Welcome to the results show. A wonderful collection of musical inspired tales this week. Here’re my winners:
Man Talk by Stella Turner
A fun moment in a father son relationship. The son wants to discuss sophisticated topics like the Latin origin of the word ‘perfect’ (great use of the opening bookend by the way) and the pitch and tone of the guitarist. The father has his mind on the football. But they’re talking to each other and the most important thing.
My Final Guitar Lesson by A.J. Walker
I love the set-up here: a girl reads aloud from her boyfriends diary and is upset he’s amused that she hasn’t mastered the Bm7 chord. So she ‘Townsend’s the guitar’ into his skull. What a great line. Nice, natural use of the bookends.
Child’s Play by Geoff Holme
It was nice to reminded we can beat the Aussies at something. Very clever to use the guitar in the photo as a means to torment the Aussies with air-guitar on the cricket bat. Nice use of the closing bookend too.
Making Beautiful Music Together by Carolyn Ward
This one made me laugh. I like the details in the opening paragraph of the differences between the two friends: Erika ‘prim and powdered’ and ‘pamper[ed] and preen[ed] for Hairy Bob (great name) while Tabs prefers the extra hour in bed. Then we learn why; Erika is in a relationship with Hairy Bob. Great descriptions of the pair ‘clanging and rattling, fingers playing each other’ in the music cupboard. And the closing line is fantastic: ‘struggling amid the maracas in their musical prison, black as pitch.’
Washed Up by Steph Ellis
I really liked the language and descriptions in this piece; ‘acoustic crouch’, ‘defeat perfumes the air you breathe’, ‘your melodies drift into half-remembered mists’. This downward spiral of the musician ‘tainted by sordid stories’ is wonderfully told in poetic yet lean prose. You really feel for this person for whom music was their life, especially if the sordid stories (‘always denied’) weren’t true. But as we know ‘mud sticks’ so ‘Why sing when no one listens?’ The closing bookend is used wonderfully in the line, ‘once luminescent pearls fading to pitch’; a metaphor for the music and the artist.
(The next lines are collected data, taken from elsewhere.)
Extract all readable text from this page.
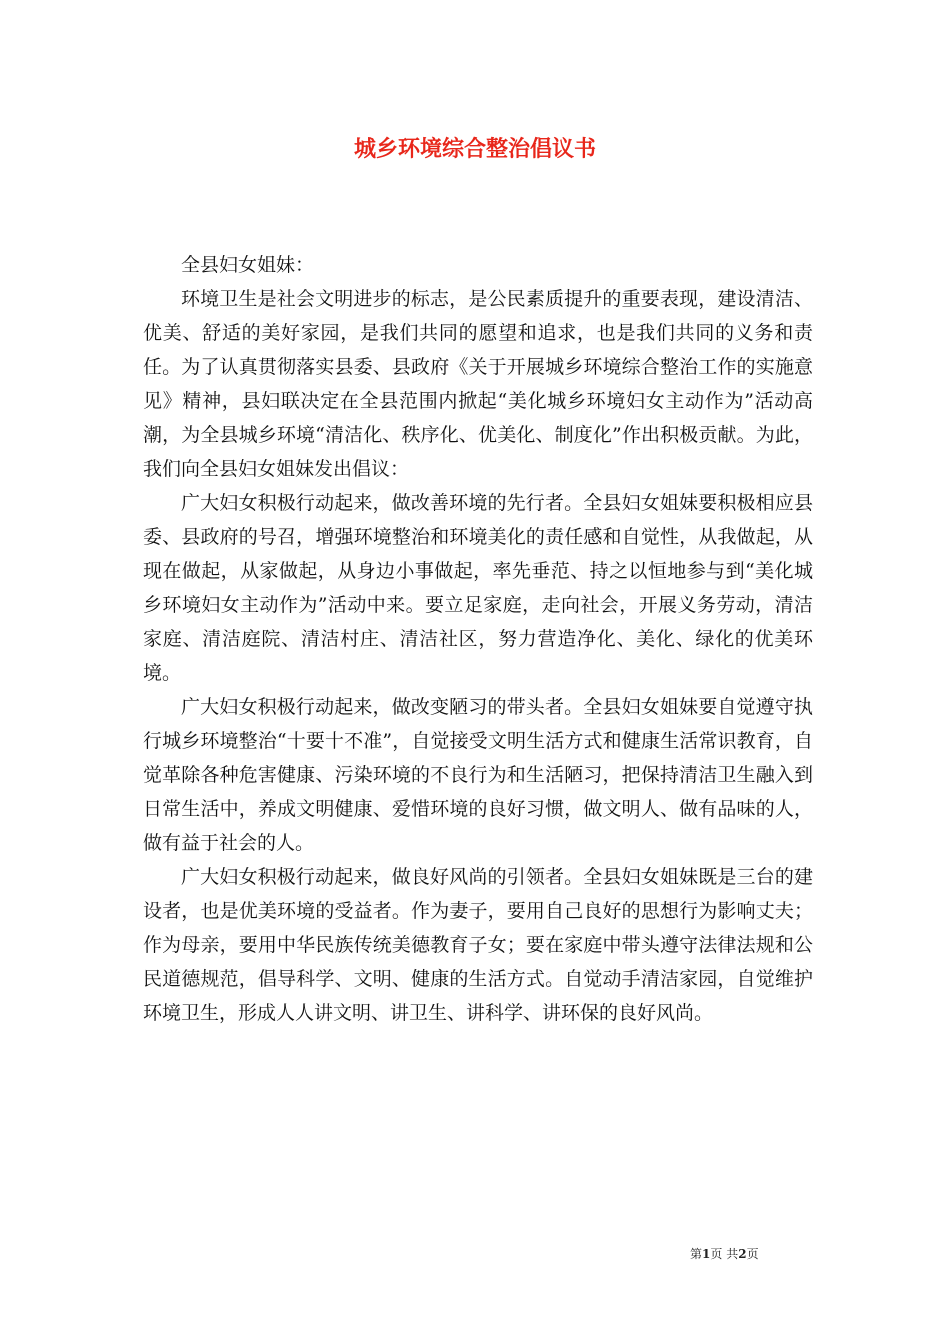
城乡环境综合整治倡议书

全县妇女姐妹：

环境卫生是社会文明进步的标志，是公民素质提升的重要表现，建设清洁、优美、舒适的美好家园，是我们共同的愿望和追求，也是我们共同的义务和责任。为了认真贯彻落实县委、县政府《关于开展城乡环境综合整治工作的实施意见》精神，县妇联决定在全县范围内掀起“美化城乡环境妇女主动作为”活动高潮，为全县城乡环境“清洁化、秩序化、优美化、制度化”作出积极贡献。为此，我们向全县妇女姐妹发出倡议：

广大妇女积极行动起来，做改善环境的先行者。全县妇女姐妹要积极相应县委、县政府的号召，增强环境整治和环境美化的责任感和自觉性，从我做起，从现在做起，从家做起，从身边小事做起，率先垂范、持之以恒地参与到“美化城乡环境妇女主动作为”活动中来。要立足家庭，走向社会，开展义务劳动，清洁家庭、清洁庭院、清洁村庄、清洁社区，努力营造净化、美化、绿化的优美环境。

广大妇女积极行动起来，做改变陋习的带头者。全县妇女姐妹要自觉遵守执行城乡环境整治“十要十不准”，自觉接受文明生活方式和健康生活常识教育，自觉革除各种危害健康、污染环境的不良行为和生活陋习，把保持清洁卫生融入到日常生活中，养成文明健康、爱惜环境的良好习惯，做文明人、做有品味的人，做有益于社会的人。

广大妇女积极行动起来，做良好风尚的引领者。全县妇女姐妹既是三台的建设者，也是优美环境的受益者。作为妻子，要用自己良好的思想行为影响丈夫；作为母亲，要用中华民族传统美德教育子女；要在家庭中带头遵守法律法规和公民道德规范，倡导科学、文明、健康的生活方式。自觉动手清洁家园，自觉维护环境卫生，形成人人讲文明、讲卫生、讲科学、讲环保的良好风尚。

第1页 共2页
Cortigiana di Lume by Bill Engleson
A sad story about the effect of time on a once beautiful and exotic lady. I loved everything about this piece, but the one line that stood out is the fantastic description of ‘a wrinkle that insists on flinging itself out from the left side of her face’ as a demisemihemidemisemiquaver. What a great image and, together with ‘strings pulled and plucked’, a subtle and clever use of the photo prompt. I love the final paragraph with its wonderful descriptions, that depicts the character as one who has enjoyed (endured?) the company of powerful men and has become a powerful, and still sought-after figure, even though her beauty is fading. A lot to like about this complex little piece. Well done.
Cortigiana di Lume
Perfect, she is! Perfectomundo, she might once have said! In certain casually carnal company. In the end, all she could think, sadly, was how perfunctory it had become!
Glenys Walters sits before the mirror. Her finger traces a wrinkle that insists on flinging itself out from the left side of her face right near where her upper and lower lips converge, that little fleshy junction, spiraling into a demisemihemidemisemiquaver.
She has risen too far above her station; her wiles, her guile, strings pulled and plucked, the back stairways where the aromatics wander in search of favors, ever pandering for her piquant pleasures, for the courtesans indulgently intoxicating pitch.